In accordance with copyright laws, copyright regulations will be prominently posted at all areas where materials may be reproduced without supervision. Works Eligible for Protection: Any tangible medium of expression, now known or later developed which can be perceived, reproduced, or otherwise communicated, either with the aid of machine or device.
What are Copyright Owners’ Rights?
- The right to reproduce or copy the work
- The right to prepare derivative works
- The right to distribute to the public
- The right to public performance of the work
- The right to public display of the work
- The right to digitally transmit recordings (digital author’s right)
What is “Fair Use”?
“Fair Use” refers to permissible use of copyrighted materials when certain conditions have been met. These four criteria of “Fair Use” must all be met:
- The use of the work must be for nonprofit educational purposes;
- The nature of the copyrighted work must be considered;
- The portion of the copyrighted work used must meet the tests of brevity, spontaneity, and cumulative effect;
- The effect of the use will not be a detriment to the potential market value of the copyrighted work.

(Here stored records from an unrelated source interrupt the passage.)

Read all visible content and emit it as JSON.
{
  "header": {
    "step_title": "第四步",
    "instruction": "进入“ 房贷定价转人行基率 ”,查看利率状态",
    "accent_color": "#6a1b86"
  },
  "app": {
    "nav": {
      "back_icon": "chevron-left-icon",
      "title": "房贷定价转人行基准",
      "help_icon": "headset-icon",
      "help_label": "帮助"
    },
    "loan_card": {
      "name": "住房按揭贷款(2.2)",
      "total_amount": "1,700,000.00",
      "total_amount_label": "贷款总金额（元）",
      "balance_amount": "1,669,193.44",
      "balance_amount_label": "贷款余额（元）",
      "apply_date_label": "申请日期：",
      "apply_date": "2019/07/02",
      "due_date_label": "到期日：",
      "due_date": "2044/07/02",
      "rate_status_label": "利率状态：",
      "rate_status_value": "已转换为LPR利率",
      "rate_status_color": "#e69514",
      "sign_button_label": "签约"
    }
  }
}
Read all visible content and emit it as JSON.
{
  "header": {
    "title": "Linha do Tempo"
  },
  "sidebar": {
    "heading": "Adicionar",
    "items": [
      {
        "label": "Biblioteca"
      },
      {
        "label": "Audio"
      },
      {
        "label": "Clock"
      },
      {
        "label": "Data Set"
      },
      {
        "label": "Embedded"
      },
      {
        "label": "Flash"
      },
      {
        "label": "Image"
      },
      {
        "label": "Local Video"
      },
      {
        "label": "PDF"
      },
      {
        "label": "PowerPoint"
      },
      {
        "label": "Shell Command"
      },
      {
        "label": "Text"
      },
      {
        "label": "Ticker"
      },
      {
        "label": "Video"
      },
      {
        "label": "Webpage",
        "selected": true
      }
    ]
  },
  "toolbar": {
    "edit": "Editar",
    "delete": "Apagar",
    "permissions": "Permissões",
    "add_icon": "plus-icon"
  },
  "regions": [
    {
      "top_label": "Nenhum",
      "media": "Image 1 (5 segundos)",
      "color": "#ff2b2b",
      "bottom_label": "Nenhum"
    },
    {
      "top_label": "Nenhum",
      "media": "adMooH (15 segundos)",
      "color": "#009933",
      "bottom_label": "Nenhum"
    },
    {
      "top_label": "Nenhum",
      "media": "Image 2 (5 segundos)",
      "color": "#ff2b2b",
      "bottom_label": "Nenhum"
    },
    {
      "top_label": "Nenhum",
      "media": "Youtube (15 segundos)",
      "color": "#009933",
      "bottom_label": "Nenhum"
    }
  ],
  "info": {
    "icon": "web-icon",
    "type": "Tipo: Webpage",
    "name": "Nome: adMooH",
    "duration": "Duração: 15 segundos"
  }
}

In order to apply copyright laws, there are several rules of “Fair Use” that should be applied when asking if one is staying within copyright guidelines and law. These tests are for Brevity, Spontaneity, and Cumulative Effect.
Brevity – The test for brevity has to do with the amount of material you copy from a work. As a general rules, it should not exceed 10% of the whole work. Other rules for this test include:
- A complete poem if less than 250 words; or an excerpt from a longer poem, but not to exceed 250 words;
- An essay or any such work of 2,500 words or less;
- An excerpt from a larger printed work not to exceed 10% of the whole or 1,000 words, whichever is less, per class term;
- One chart, graph, diagram, cartoon, or picture per work.

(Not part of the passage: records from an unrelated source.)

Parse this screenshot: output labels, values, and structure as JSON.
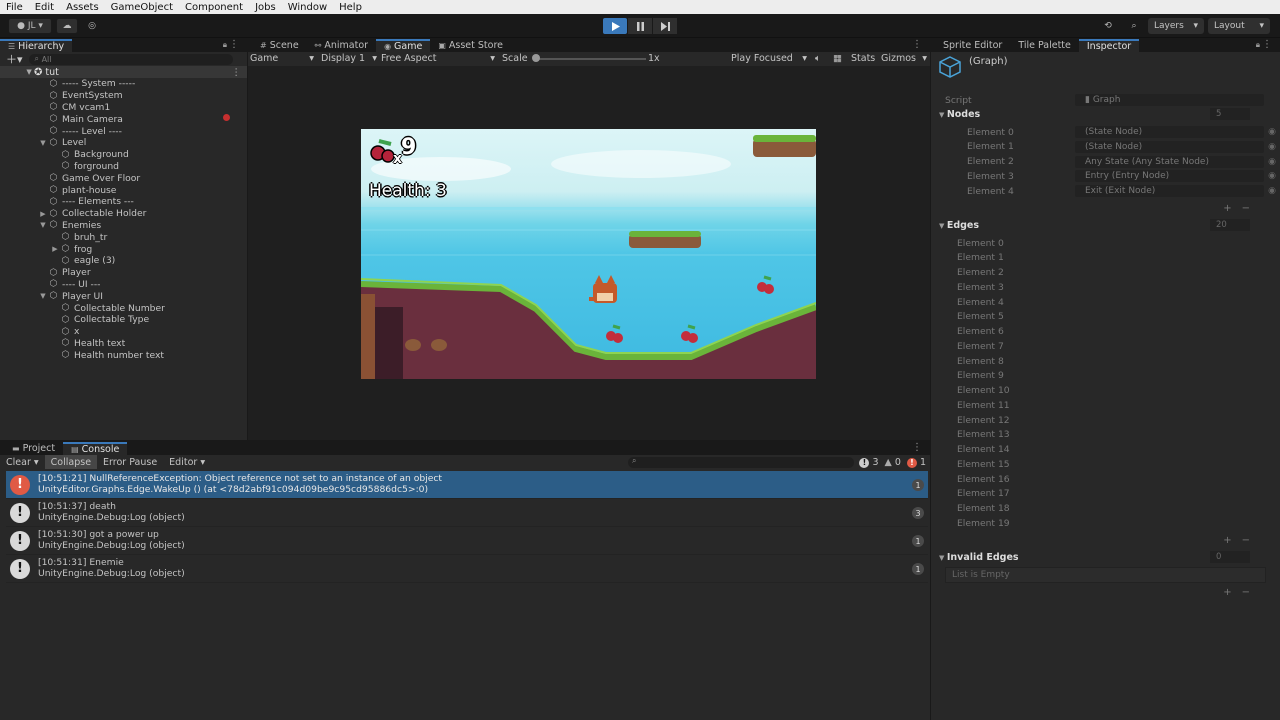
{
  "menu": [
    "File",
    "Edit",
    "Assets",
    "GameObject",
    "Component",
    "Jobs",
    "Window",
    "Help"
  ],
  "toolbar": {
    "account": "JL",
    "layers": "Layers",
    "layout": "Layout"
  },
  "hierarchy": {
    "tab": "Hierarchy",
    "search_placeholder": "All",
    "scene": "tut",
    "items": [
      {
        "label": "----- System -----",
        "depth": 1,
        "fold": ""
      },
      {
        "label": "EventSystem",
        "depth": 1,
        "fold": ""
      },
      {
        "label": "CM vcam1",
        "depth": 1,
        "fold": ""
      },
      {
        "label": "Main Camera",
        "depth": 1,
        "fold": ""
      },
      {
        "label": "----- Level ----",
        "depth": 1,
        "fold": ""
      },
      {
        "label": "Level",
        "depth": 1,
        "fold": "▼"
      },
      {
        "label": "Background",
        "depth": 2,
        "fold": ""
      },
      {
        "label": "forground",
        "depth": 2,
        "fold": ""
      },
      {
        "label": "Game Over Floor",
        "depth": 1,
        "fold": ""
      },
      {
        "label": "plant-house",
        "depth": 1,
        "fold": ""
      },
      {
        "label": "---- Elements ---",
        "depth": 1,
        "fold": ""
      },
      {
        "label": "Collectable Holder",
        "depth": 1,
        "fold": "▶"
      },
      {
        "label": "Enemies",
        "depth": 1,
        "fold": "▼"
      },
      {
        "label": "bruh_tr",
        "depth": 2,
        "fold": ""
      },
      {
        "label": "frog",
        "depth": 2,
        "fold": "▶"
      },
      {
        "label": "eagle (3)",
        "depth": 2,
        "fold": ""
      },
      {
        "label": "Player",
        "depth": 1,
        "fold": ""
      },
      {
        "label": "---- UI  ---",
        "depth": 1,
        "fold": ""
      },
      {
        "label": "Player UI",
        "depth": 1,
        "fold": "▼"
      },
      {
        "label": "Collectable Number",
        "depth": 2,
        "fold": ""
      },
      {
        "label": "Collectable Type",
        "depth": 2,
        "fold": ""
      },
      {
        "label": "x",
        "depth": 2,
        "fold": ""
      },
      {
        "label": "Health text",
        "depth": 2,
        "fold": ""
      },
      {
        "label": "Health number text",
        "depth": 2,
        "fold": ""
      }
    ]
  },
  "center_tabs": [
    {
      "label": "Scene",
      "icon": "#"
    },
    {
      "label": "Animator",
      "icon": "⚯"
    },
    {
      "label": "Game",
      "icon": "◉",
      "active": true
    },
    {
      "label": "Asset Store",
      "icon": "▣"
    }
  ],
  "game_toolbar": {
    "mode": "Game",
    "display": "Display 1",
    "aspect": "Free Aspect",
    "scale_label": "Scale",
    "scale_value": "1x",
    "play_mode": "Play Focused",
    "stats": "Stats",
    "gizmos": "Gizmos"
  },
  "game": {
    "cherry_count": "9",
    "x_label": "x",
    "health_text": "Health: 3"
  },
  "bottom_tabs": [
    {
      "label": "Project",
      "icon": "▬"
    },
    {
      "label": "Console",
      "icon": "▤",
      "active": true
    }
  ],
  "console": {
    "clear": "Clear",
    "collapse": "Collapse",
    "error_pause": "Error Pause",
    "editor": "Editor",
    "log_count": "3",
    "warn_count": "0",
    "error_count": "1",
    "entries": [
      {
        "type": "error",
        "line1": "[10:51:21] NullReferenceException: Object reference not set to an instance of an object",
        "line2": "UnityEditor.Graphs.Edge.WakeUp () (at <78d2abf91c094d09be9c95cd95886dc5>:0)",
        "count": "1"
      },
      {
        "type": "log",
        "line1": "[10:51:37] death",
        "line2": "UnityEngine.Debug:Log (object)",
        "count": "3"
      },
      {
        "type": "log",
        "line1": "[10:51:30] got a power up",
        "line2": "UnityEngine.Debug:Log (object)",
        "count": "1"
      },
      {
        "type": "log",
        "line1": "[10:51:31] Enemie",
        "line2": "UnityEngine.Debug:Log (object)",
        "count": "1"
      }
    ]
  },
  "right_tabs": [
    {
      "label": "Sprite Editor"
    },
    {
      "label": "Tile Palette"
    },
    {
      "label": "Inspector",
      "active": true
    }
  ],
  "inspector": {
    "title": "(Graph)",
    "script_label": "Script",
    "script_value": "Graph",
    "nodes_label": "Nodes",
    "nodes_count": "5",
    "nodes": [
      {
        "label": "Element 0",
        "value": "(State Node)"
      },
      {
        "label": "Element 1",
        "value": "(State Node)"
      },
      {
        "label": "Element 2",
        "value": "Any State (Any State Node)"
      },
      {
        "label": "Element 3",
        "value": "Entry (Entry Node)"
      },
      {
        "label": "Element 4",
        "value": "Exit (Exit Node)"
      }
    ],
    "edges_label": "Edges",
    "edges_count": "20",
    "edges": [
      "Element 0",
      "Element 1",
      "Element 2",
      "Element 3",
      "Element 4",
      "Element 5",
      "Element 6",
      "Element 7",
      "Element 8",
      "Element 9",
      "Element 10",
      "Element 11",
      "Element 12",
      "Element 13",
      "Element 14",
      "Element 15",
      "Element 16",
      "Element 17",
      "Element 18",
      "Element 19"
    ],
    "invalid_edges_label": "Invalid Edges",
    "invalid_edges_count": "0",
    "list_empty": "List is Empty"
  }
}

Spontaneity – The test for spontaneity has to do with time: seizing the moment.
Copying should be at the instance and inspiration of the instructor. This occurs when the inspiration and decision to use the work and the moment of its use for maximum teaching effectiveness are so close in time that it would be unreasonable to expect a timely reply to a request for permission.

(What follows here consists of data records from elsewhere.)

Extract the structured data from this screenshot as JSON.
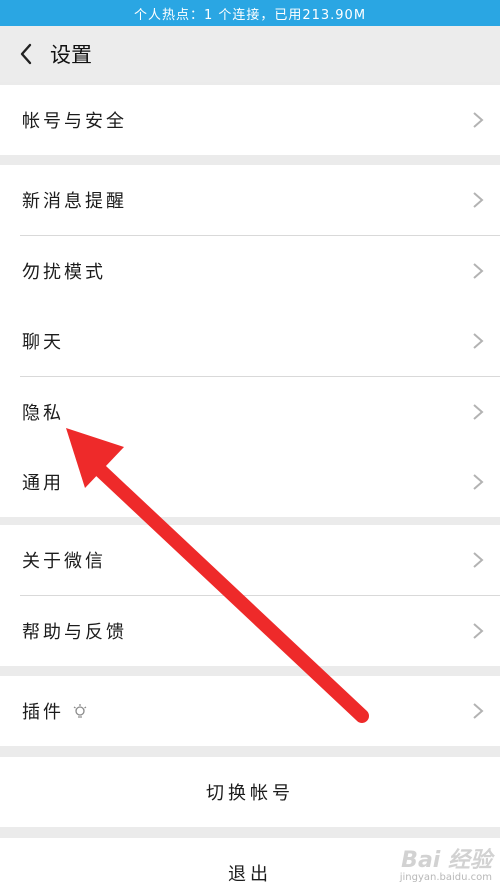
{
  "status_bar": {
    "text": "个人热点：1 个连接，已用213.90M"
  },
  "header": {
    "title": "设置",
    "back_icon": "chevron-left-icon"
  },
  "groups": [
    {
      "items": [
        {
          "label": "帐号与安全"
        }
      ]
    },
    {
      "items": [
        {
          "label": "新消息提醒"
        },
        {
          "label": "勿扰模式"
        },
        {
          "label": "聊天"
        },
        {
          "label": "隐私"
        },
        {
          "label": "通用"
        }
      ]
    },
    {
      "items": [
        {
          "label": "关于微信"
        },
        {
          "label": "帮助与反馈"
        }
      ]
    },
    {
      "items": [
        {
          "label": "插件",
          "icon": "bulb-icon"
        }
      ]
    }
  ],
  "actions": {
    "switch_account": "切换帐号",
    "logout": "退出"
  },
  "annotation": {
    "color": "#ee2a2a",
    "icon": "red-arrow"
  },
  "watermark": {
    "brand": "Bai 经验",
    "site": "jingyan.baidu.com"
  },
  "colors": {
    "status_bar": "#2aa6e3",
    "background": "#ebebeb",
    "chevron": "#b3b3b3"
  }
}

Cumulative Effect – This test has to do with the amount of work that is copied over time:
- The copying of the material is for only one course in the school in which the copies are made;
- Not more than one short poem, article, story, essay, or two excerpts may be copies from the same author during the same term;
- Not more than three authors from the same collective work may be copies during the same term;
- There shall not be more than nine instances of such multiple copying for one course during one class term.
Print Media: A single copy may be made of any of the following by or for an instructor at his or her individual request for his or her scholarly research or use in teaching or preparation to teach a class:
- A chapter from a book;
- An article from a periodical or newspaper;
- A short story, short essay, or short poem;
- A chart, graph, diagram, drawing, cartoon; or a picture from a book, periodical, or newspaper;
- A slide or overhead transparency as long as the creation does not exceed 10% of photographs in one source (book, magazine, filmstrip, etc.) unless the source forbids photographic reproduction.
- Each copy includes a notice of copyright;
- The copying meets the test of brevity, spontaneity, and cumulative effect;
- The same instructor does not use the material repeatedly from term to term;
- Not more than nine classroom sets are used in anyone term;
- Sets are destroyed after the permitted use;
- This policy complies with the “Fair Use” guidelines.
- Instructors or students must present the video.
- The video must be a part of face-to-face teaching activities. It mist directly relate to the curriculum and the current lesson. “Home Use Only” videos may not be used for entertainment or reward.
- The presentation must occur at school in a classroom or similar educational setting.
- The video must be legally obtained.